La puerta abierta del despacho de coordinación dejaba a la vista la estampa de figurín de Álvaro Uclés, el coordinador de operaciones de GIPH. Tachaba con placer las cifras finales de la peritación sobre las piezas ofertadas por Carles Moll, un empresario mallorquín dedicado a la organización de congresos. Nada le decían a Carles ni a su familia aquellos objetos remotos transmitidos de generación en generación de los Moll. Ni sus manos ni su sensibilidad, ni su vista reaccionaban ante aquellas joyas arqueológicas. Pero Carles y su hija Silvia no eran tontos, su carencia de sensibilidad guardaba una relación inversamente proporcional a sus intereses económicos. Barruntaban su elevado precio para coleccionistas o museos y exigían por ellos una buena tajada.

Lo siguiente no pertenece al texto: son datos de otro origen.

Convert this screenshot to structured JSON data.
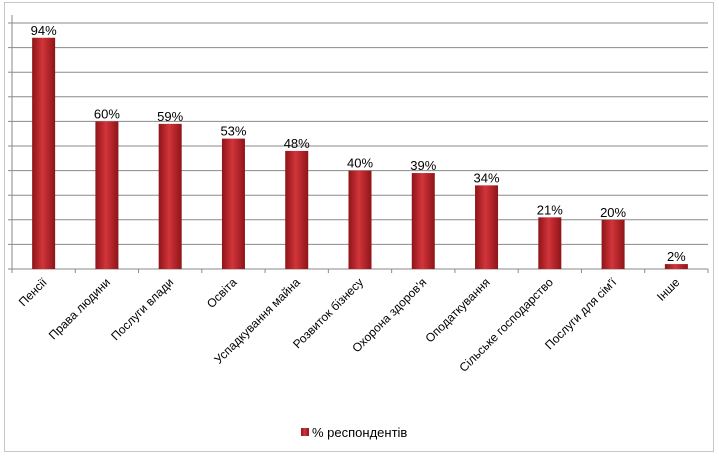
{
  "chart_data": {
    "type": "bar",
    "title": "",
    "xlabel": "",
    "ylabel": "",
    "ylim": [
      0,
      100
    ],
    "grid": true,
    "legend": "bottom-center",
    "categories": [
      "Пенсії",
      "Права людини",
      "Послуги влади",
      "Освіта",
      "Успадкування майна",
      "Розвиток бізнесу",
      "Охорона здоров'я",
      "Оподаткування",
      "Сільське господарство",
      "Послуги для сім'ї",
      "Інше"
    ],
    "series": [
      {
        "name": "% респондентів",
        "values": [
          94,
          60,
          59,
          53,
          48,
          40,
          39,
          34,
          21,
          20,
          2
        ],
        "color": "#c0282d"
      }
    ],
    "data_labels": [
      "94%",
      "60%",
      "59%",
      "53%",
      "48%",
      "40%",
      "39%",
      "34%",
      "21%",
      "20%",
      "2%"
    ]
  }
}
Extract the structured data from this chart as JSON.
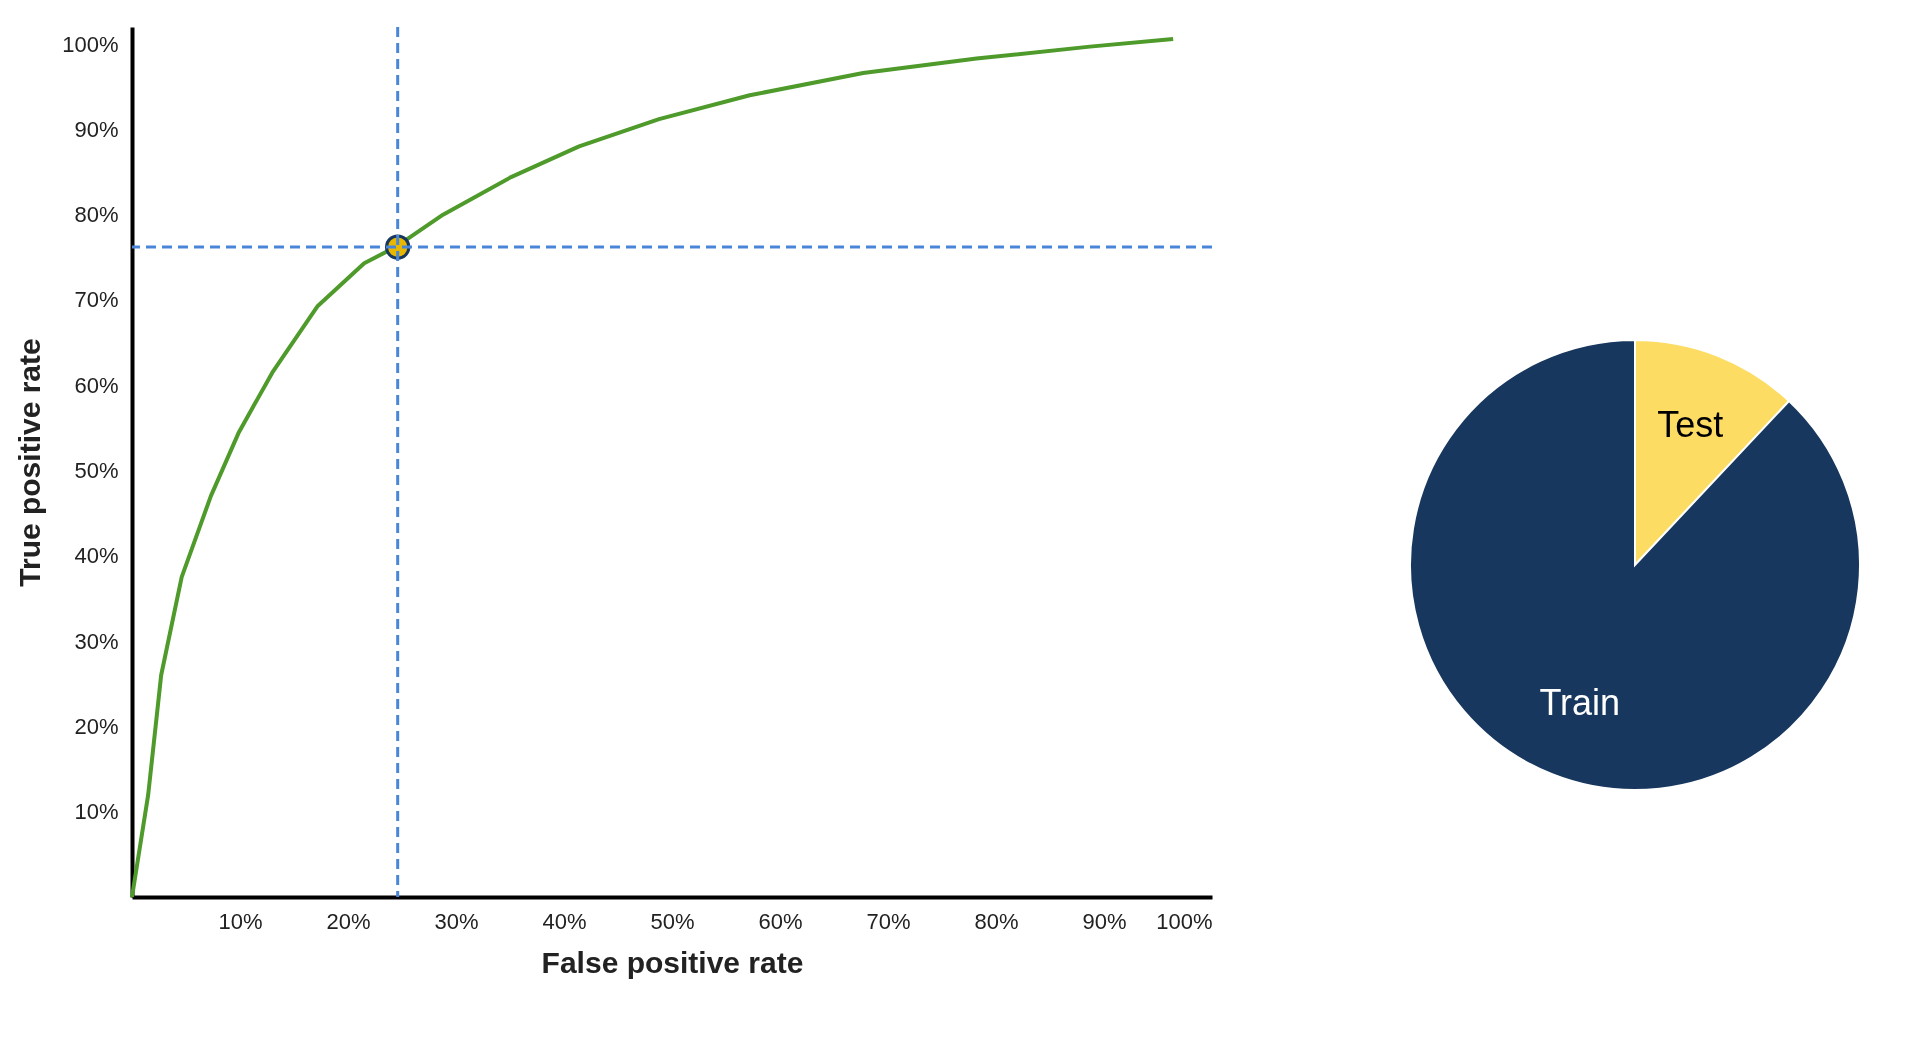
{
  "chart_data": [
    {
      "type": "line",
      "xlabel": "False positive rate",
      "ylabel": "True positive rate",
      "xlim": [
        0,
        100
      ],
      "ylim": [
        0,
        102
      ],
      "xticks": [
        {
          "value": 10,
          "label": "10%"
        },
        {
          "value": 20,
          "label": "20%"
        },
        {
          "value": 30,
          "label": "30%"
        },
        {
          "value": 40,
          "label": "40%"
        },
        {
          "value": 50,
          "label": "50%"
        },
        {
          "value": 60,
          "label": "60%"
        },
        {
          "value": 70,
          "label": "70%"
        },
        {
          "value": 80,
          "label": "80%"
        },
        {
          "value": 90,
          "label": "90%"
        },
        {
          "value": 100,
          "label": "100%"
        }
      ],
      "yticks": [
        {
          "value": 10,
          "label": "10%"
        },
        {
          "value": 20,
          "label": "20%"
        },
        {
          "value": 30,
          "label": "30%"
        },
        {
          "value": 40,
          "label": "40%"
        },
        {
          "value": 50,
          "label": "50%"
        },
        {
          "value": 60,
          "label": "60%"
        },
        {
          "value": 70,
          "label": "70%"
        },
        {
          "value": 80,
          "label": "80%"
        },
        {
          "value": 90,
          "label": "90%"
        },
        {
          "value": 100,
          "label": "100%"
        }
      ],
      "grid": false,
      "legend": false,
      "series": [
        {
          "type": "line",
          "color": "#4e9a2a",
          "x": [
            0,
            1.5,
            2.7,
            4.6,
            7.3,
            9.9,
            13,
            17.2,
            21.5,
            24.4,
            28.8,
            35.1,
            41.4,
            48.8,
            57.2,
            67.7,
            78.2,
            88.7,
            96.4
          ],
          "values": [
            0,
            12,
            26,
            37.5,
            47,
            54.5,
            61.5,
            69.3,
            74.3,
            76.2,
            80,
            84.4,
            88,
            91.2,
            94,
            96.6,
            98.3,
            99.7,
            100.6
          ]
        },
        {
          "type": "scatter",
          "marker": "circle",
          "color": "#e8b800",
          "x": [
            24.6
          ],
          "values": [
            76.2
          ]
        }
      ],
      "ref_lines": [
        {
          "axis": "x",
          "value": 24.6,
          "color": "#4a86d8",
          "line_style": "dashed"
        },
        {
          "axis": "y",
          "value": 76.2,
          "color": "#4a86d8",
          "line_style": "dashed"
        }
      ]
    },
    {
      "type": "pie",
      "categories": [
        "Test",
        "Train"
      ],
      "values": [
        12,
        88
      ],
      "colors": [
        "#fcdc63",
        "#17375e"
      ],
      "legend": false
    }
  ]
}
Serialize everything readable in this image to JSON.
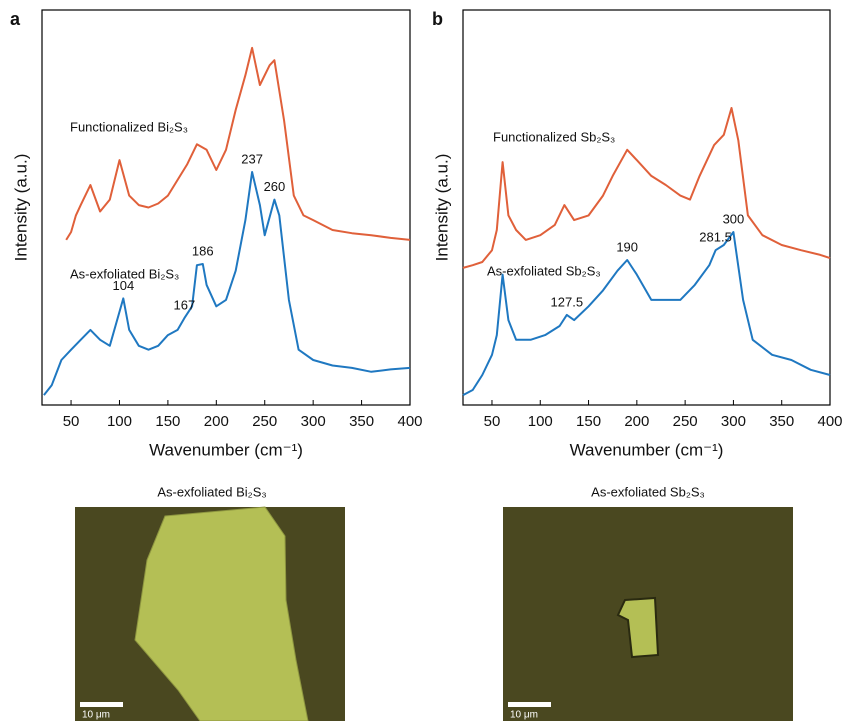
{
  "chart_data": [
    {
      "type": "line",
      "panel": "a",
      "xlabel": "Wavenumber (cm⁻¹)",
      "ylabel": "Intensity (a.u.)",
      "xlim": [
        20,
        400
      ],
      "xticks": [
        50,
        100,
        150,
        200,
        250,
        300,
        350,
        400
      ],
      "ylim": [
        0,
        100
      ],
      "series": [
        {
          "name": "Functionalized Bi₂S₃",
          "color": "#e0603a",
          "x": [
            45,
            50,
            55,
            60,
            70,
            80,
            90,
            100,
            110,
            120,
            130,
            140,
            150,
            160,
            170,
            180,
            190,
            200,
            210,
            220,
            230,
            237,
            245,
            255,
            260,
            270,
            280,
            290,
            300,
            320,
            340,
            360,
            380,
            400
          ],
          "values": [
            41.8,
            43.8,
            48,
            50.6,
            55.7,
            49,
            52,
            62,
            53,
            50.6,
            50,
            51,
            53,
            57,
            61,
            66,
            64.6,
            59.5,
            64.6,
            74.7,
            83.5,
            90.4,
            81,
            86,
            87.3,
            72,
            53,
            48,
            46.8,
            44.3,
            43.5,
            43,
            42.3,
            41.8
          ]
        },
        {
          "name": "As-exfoliated Bi₂S₃",
          "color": "#1f78c1",
          "x": [
            22,
            30,
            40,
            50,
            60,
            70,
            80,
            90,
            104,
            110,
            120,
            130,
            140,
            150,
            160,
            167,
            175,
            180,
            186,
            190,
            200,
            210,
            220,
            230,
            237,
            245,
            250,
            260,
            265,
            275,
            285,
            300,
            320,
            340,
            360,
            380,
            400
          ],
          "values": [
            2.5,
            5,
            11.4,
            14,
            16.5,
            19,
            16.5,
            15,
            27,
            19,
            15,
            14,
            15,
            17.7,
            19,
            22,
            25,
            35.4,
            35.7,
            30.4,
            25,
            26.6,
            34,
            46.8,
            59,
            50.6,
            43,
            52,
            48,
            26.6,
            14,
            11.4,
            10,
            9.4,
            8.4,
            9,
            9.4
          ],
          "annotations": [
            104,
            167,
            186,
            237,
            260
          ]
        }
      ]
    },
    {
      "type": "line",
      "panel": "b",
      "xlabel": "Wavenumber (cm⁻¹)",
      "ylabel": "Intensity (a.u.)",
      "xlim": [
        20,
        400
      ],
      "xticks": [
        50,
        100,
        150,
        200,
        250,
        300,
        350,
        400
      ],
      "ylim": [
        0,
        100
      ],
      "series": [
        {
          "name": "Functionalized Sb₂S₃",
          "color": "#e0603a",
          "x": [
            20,
            30,
            40,
            50,
            55,
            61,
            67,
            75,
            85,
            100,
            115,
            125,
            135,
            150,
            165,
            175,
            190,
            200,
            215,
            230,
            245,
            255,
            265,
            280,
            290,
            298,
            305,
            315,
            330,
            350,
            370,
            390,
            400
          ],
          "values": [
            34.7,
            35.4,
            36.2,
            39.2,
            44.3,
            61.5,
            48,
            44.3,
            41.8,
            43,
            45.6,
            50.6,
            46.8,
            48,
            53,
            58,
            64.6,
            62,
            58,
            55.7,
            53,
            52,
            58,
            65.8,
            68.4,
            75.2,
            67,
            48,
            43,
            40.5,
            39.2,
            38,
            37.2
          ]
        },
        {
          "name": "As-exfoliated Sb₂S₃",
          "color": "#1f78c1",
          "x": [
            20,
            30,
            40,
            50,
            55,
            61,
            67,
            75,
            90,
            105,
            120,
            127.5,
            135,
            150,
            165,
            180,
            190,
            200,
            215,
            230,
            245,
            260,
            275,
            281.5,
            290,
            300,
            310,
            320,
            340,
            360,
            380,
            400
          ],
          "values": [
            2.5,
            3.8,
            7.6,
            12.7,
            17.7,
            33,
            21.5,
            16.5,
            16.5,
            17.7,
            20,
            22.8,
            21.5,
            25,
            29,
            34,
            36.7,
            33,
            26.6,
            26.6,
            26.6,
            30.4,
            35.4,
            39.2,
            40.5,
            43.8,
            26.6,
            16.5,
            12.7,
            11.4,
            8.9,
            7.6
          ],
          "annotations": [
            127.5,
            190,
            281.5,
            300
          ]
        }
      ]
    }
  ],
  "images": [
    {
      "title": "As-exfoliated Bi₂S₃",
      "scale_bar": "10 μm"
    },
    {
      "title": "As-exfoliated Sb₂S₃",
      "scale_bar": "10 μm"
    }
  ]
}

Álvaro Uclés enrolló distraídamente el informe y se pasó la mano por el pelo apelmazado hacia atrás con laca. Torció los labios un tanto desilusionado y se reclinó en el sillón de cuero rojizo, demasiado espacioso para un cuerpo más bien menudo.
—He leído tu tasación, técnicamente intachable; sin embargo, has elevado su valor en libras esterlinas a casi cuatro veces más de lo hablado con Gareth Cranston —dijo con sus labios finos, algo violáceos.
Los dos viraron la mirada hacia la mesa de cristal donde se encontraba expuesto el lote. Bajo la luz indirecta de los focos resplandecía el cofre de taracea en plata y marfil y delante la colección de utensilios quirúrgicos en plata labrada.
—Coincido contigo en que son magníficos y en línea con el valor de lotes similares dados en el mercado —afirmó sinceramente el coordinador, repasando con mirada de mercader cada una de la piezas.
—¿Si la peritación es «intachable» por qué has tachado precisamente el importe?
—Deberías saberlo, llevas años en la empresa.
Álvaro desplegó un ademán conciliador. Caminó hacia el expositor con los brazos en jarra. Se detuvo a una cuarta de las piezas y peroró de espalda, pasando un dedo por los libros manuscritos en árabe sobre Oftalmología.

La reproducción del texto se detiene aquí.